A very small percentage of fraudsters account for the bulk of the abuse. “The overwhelming majority of providers, insurers and hospitals are trying to do the best by their patients,” he adds.

It is not just the ‘’back end’’ of data analysis where AI can help, explains Herpfer. Another area with potential to help in fraud detection is the front end, the data input side. AI-powered speech-to-text — dictation — software, which creates real-time transcripts of doctor-patient interactions can greatly increase the precision of documenting work that is actually done while reducing the ability to falsify medical records, according to Herpfer.

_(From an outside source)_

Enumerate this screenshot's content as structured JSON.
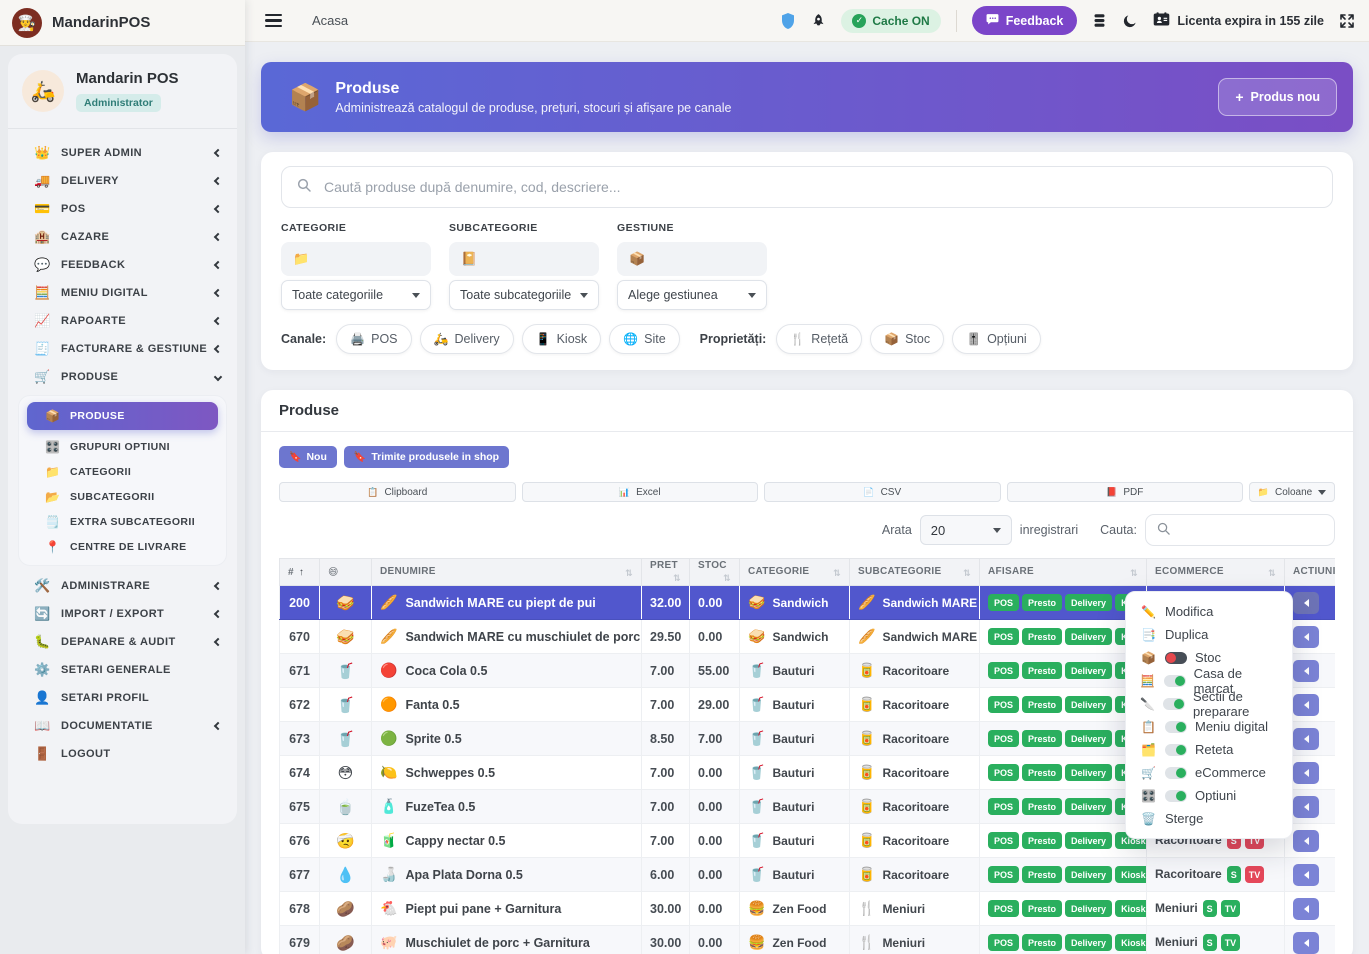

“We now have the technology to do this at scale and greatly improve the precision of how we capture data,” he says. “That makes it much harder to have financial shenanigans, because now a fraudster would have to tinker with actual records, rather than just check a box on a form.”

Improved data quality, along with advances in computing and algorithms, allows researchers like Herpfer to analyze more data and detect fraud more efficiently. And, as he reminds us, there is a human cost to health care fraud.

As AI and data analytics advance, they can transform fraud detection and health care delivery — curbing bad actors while supporting ethical actors. These technologies could recover billions in wasted resources — redirecting funds to those in need.

To prepare future leaders, business schools must equip them with AI expertise. Darden is strengthening its focus on health care and AI with the Health Care Initiative within the Institute for Business in Society, and the LaCross Institute for Ethical Artificial Intelligence in Business.